In a guest post on Jane Friedman’s blog, Kristin Melville offers advice for creating a strong middle section for your novel. “Middles are especially hard because, even when you study structure, the beginning and endings are more regimented and obvious,” Melville writes. “Unfortunately, that can mean the larger—and just as important—middle is left sagging.”
One way to buttress your middle section is to shift the stakes. “It helps to create a plot point roughly halfway through your manuscript that you can aim toward,” Melville says. “Often referred to as the midpoint, I call this point the Stake Shift, because while the fundamental story question doesn’t change, the intensity and our understanding of the story (not necessarily the characters’ understanding) changes.” As an example, Melville cites the dramatic shift at the end of The Empire Strikes Back, when Darth Vader reveals that he is Luke Skywalker’s father.
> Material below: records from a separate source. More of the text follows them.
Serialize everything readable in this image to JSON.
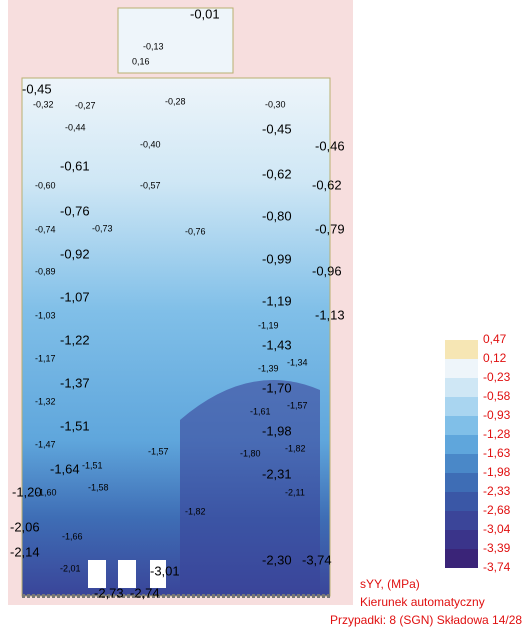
{
  "labels": [
    "-0,01",
    "-0,13",
    "0,16",
    "-0,45",
    "-0,32",
    "-0,27",
    "-0,28",
    "-0,30",
    "-0,44",
    "-0,45",
    "-0,40",
    "-0,46",
    "-0,61",
    "-0,62",
    "-0,60",
    "-0,57",
    "-0,62",
    "-0,76",
    "-0,80",
    "-0,74",
    "-0,73",
    "-0,76",
    "-0,79",
    "-0,92",
    "-0,99",
    "-0,89",
    "-0,96",
    "-1,07",
    "-1,19",
    "-1,03",
    "-1,13",
    "-1,19",
    "-1,22",
    "-1,43",
    "-1,17",
    "-1,39",
    "-1,34",
    "-1,37",
    "-1,70",
    "-1,32",
    "-1,61",
    "-1,57",
    "-1,51",
    "-1,98",
    "-1,47",
    "-1,57",
    "-1,80",
    "-1,82",
    "-1,64",
    "-1,51",
    "-2,31",
    "-1,20",
    "-1,60",
    "-1,58",
    "-2,11",
    "-1,82",
    "-2,06",
    "-1,66",
    "-2,14",
    "-2,30",
    "-3,74",
    "-2,01",
    "-3,01",
    "-2,73",
    "-2,74"
  ],
  "legend": {
    "values": [
      "0,47",
      "0,12",
      "-0,23",
      "-0,58",
      "-0,93",
      "-1,28",
      "-1,63",
      "-1,98",
      "-2,33",
      "-2,68",
      "-3,04",
      "-3,39",
      "-3,74"
    ],
    "colors": [
      "#f6e6b4",
      "#eef5fa",
      "#cfe7f5",
      "#a9d5f0",
      "#80bfe8",
      "#5fa6dc",
      "#4a88c8",
      "#3e6db5",
      "#3a57a6",
      "#3b4599",
      "#3a348a",
      "#3a2478"
    ]
  },
  "footer": [
    "sYY, (MPa)",
    "Kierunek automatyczny",
    "Przypadki: 8 (SGN) Składowa 14/28"
  ]
}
While this happens at the end of one film, it also occurs just past the halfway point in the trilogy and creates personal stakes for Luke, even as the larger goal of defeating the Empire remains unchanged.
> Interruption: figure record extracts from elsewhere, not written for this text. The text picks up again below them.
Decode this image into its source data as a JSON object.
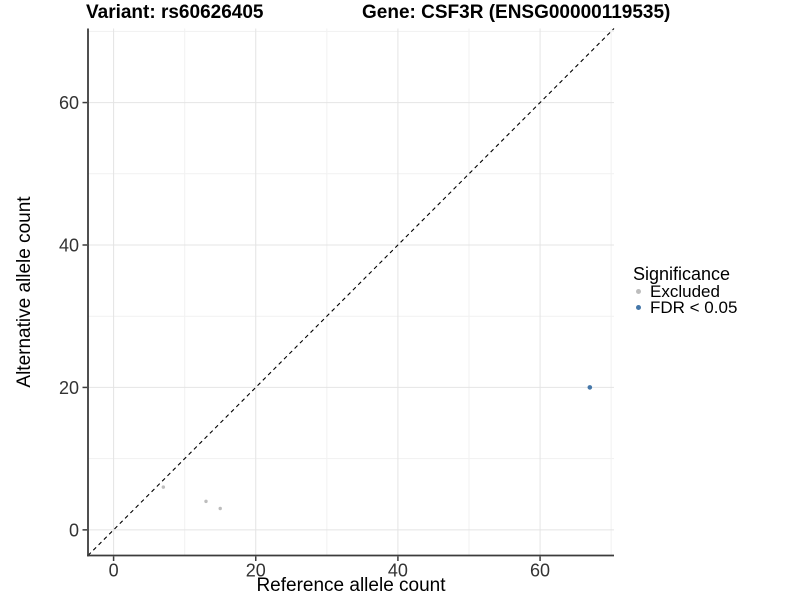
{
  "header": {
    "variant_title": "Variant: rs60626405",
    "gene_title": "Gene: CSF3R (ENSG00000119535)"
  },
  "chart_data": {
    "type": "scatter",
    "xlabel": "Reference allele count",
    "ylabel": "Alternative allele count",
    "xlim": [
      -3.6,
      70.4
    ],
    "ylim": [
      -3.6,
      70.4
    ],
    "xticks": [
      0,
      20,
      40,
      60
    ],
    "yticks": [
      0,
      20,
      40,
      60
    ],
    "xminor": [
      10,
      30,
      50,
      70
    ],
    "yminor": [
      10,
      30,
      50,
      70
    ],
    "grid": "major+minor",
    "identity_line": {
      "type": "abline",
      "slope": 1,
      "intercept": 0,
      "style": "dashed",
      "color": "#000000"
    },
    "series": [
      {
        "name": "Excluded",
        "color": "#bdbdbd",
        "point_radius": 1.7,
        "points": [
          [
            7,
            6
          ],
          [
            13,
            4
          ],
          [
            15,
            3
          ]
        ]
      },
      {
        "name": "FDR < 0.05",
        "color": "#4577a9",
        "point_radius": 2.3,
        "points": [
          [
            67,
            20
          ]
        ]
      }
    ],
    "legend": {
      "title": "Significance",
      "position": "right",
      "entries": [
        {
          "label": "Excluded",
          "color": "#bdbdbd"
        },
        {
          "label": "FDR < 0.05",
          "color": "#4577a9"
        }
      ]
    }
  },
  "style": {
    "background": "#ffffff",
    "grid_major_color": "#e4e4e4",
    "grid_minor_color": "#f1f1f1",
    "axis_line_color": "#3c3c3c",
    "tick_label_color": "#333333"
  }
}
Melville advises planning this shift early in the story, so that you can work toward and from it. What can these shifts look like?
- Remove key players.
- Set up a seemingly insurmountable roadblock.
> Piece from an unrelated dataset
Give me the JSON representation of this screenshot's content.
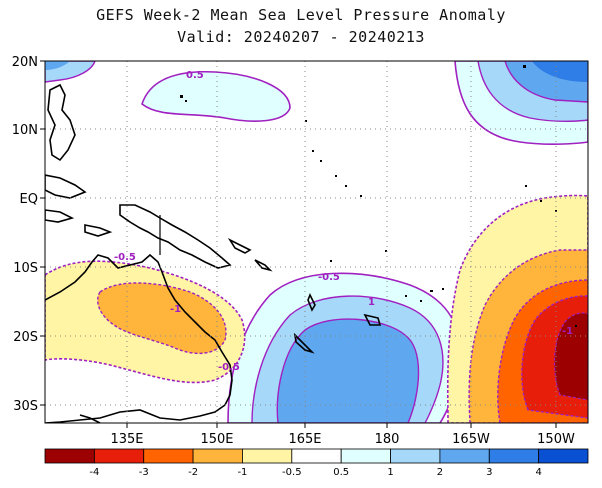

- Reveal the terrible consequences of the main character’s previous choices.
Melville offers two tips to help you find the best turning point:
- Provide new vital information. “Introducing new information is a great way to keep your story on track while changing up the trajectory,” she says. “Shatter your character’s expectations of how their future will go. Don’t knock them out of the sky yet, but kick up the turbulence.” The information can be external or something about the protagonist that the protagonist didn’t know about herself.
- Make the protagonist self-reflect. “Creating an inescapable moment of reflection will ramp up your story’s momentum. Does your protagonist like what they see?” Melville writes. “Are they increasingly hopeless or hopeful about their future? And most importantly, what will they do about it?” If your character hasn’t begun to change before now, this is the time to shake them up.
Melville also offers this caveat. “Don’t change the scope of your story so much that it’s unrecognizable,” she says. “It’s possible that a carefully planned twist can backfire on you, so foreshadow it enough that your readers can follow along, or not feel too disbelieving.”